LIHS, a housing nonprofit based in Bohemia, filed the complaint following a fair housing test it conducted in 2021. Fair housing testers working with the nonprofit posed as potential tenants who planned to use Section 8 Housing Choice Vouchers to pay their rent. The testers were told the complex did not accept those vouchers.  

That encounter represented evidence of source of income discrimination, LIHS said, in which a housing provider treats potential tenants differently despite their intent to use a lawful form of income to pay rent. New York State and Suffolk County human rights laws prohibit such discrimination. Other forms of income that are covered include Social Security, disability and child support payments.

“If you’re paying the rent, you’re paying the rent. It really doesn’t matter the method,” said Ian Wilder, executive director of LIHS. “But in this case they said some version of [they] don’t take vouchers, which is unacceptable."

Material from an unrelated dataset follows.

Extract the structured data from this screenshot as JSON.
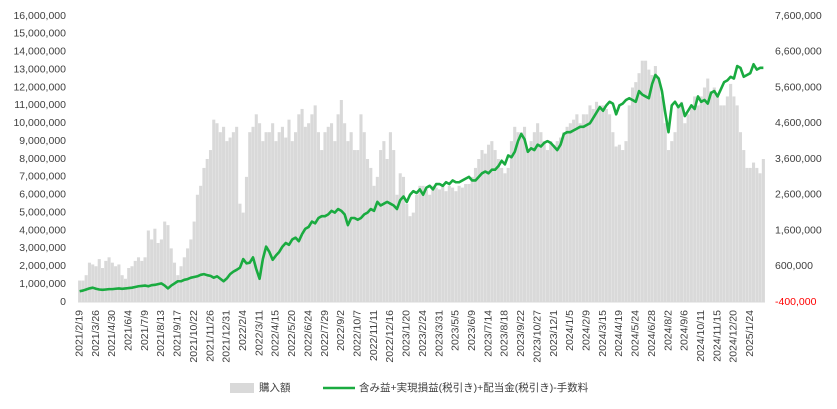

Sun Lakes Development no longer owns the complex. Last year, it sold the Holbrook development and a 66-unit complex in Bohemia to Fairfield Properties for $160.7 million. Fairfield did not own the complex at the time of the fair housing test and was not involved in the settlement, Wilder said.

Attorneys for Saddle Rock and Sun Lakes declined to comment on the settlement Thursday.

Wilder said the settlement will help supplement the grant funding it receives and will support future fair housing investigations.

The settlement is the latest example of an apartment operator discriminating against potential tenants using housing vouchers to pay their rent. LIHS entered settlements with Renaissance Management in November and Brookwood Apartments in August over source of income discrimination.

In April, Manhattan-based Housing Rights Initiative sued 11 local real estate brokers and landlords, alleging they told fair housing testers that they wouldn’t be able to use housing vouchers.

“It’s still too often,” Wilder said. “Housing providers don’t seem to have educated themselves that there’s a source of income law that’s been in both [Long Island] counties for about a decade.”

Wilder said he plans to propose that municipal governments ask housing providers to adopt a standard set of fair housing policies, or provide their own, when they issue rental permits. An additional step would be to require housing providers undergo training in fair housing policies in the same way real estate agents are required. 

“I find it very hard to understand how there could be pushback on saying you agree to policies that lay out what the law is for you,” Wilder said.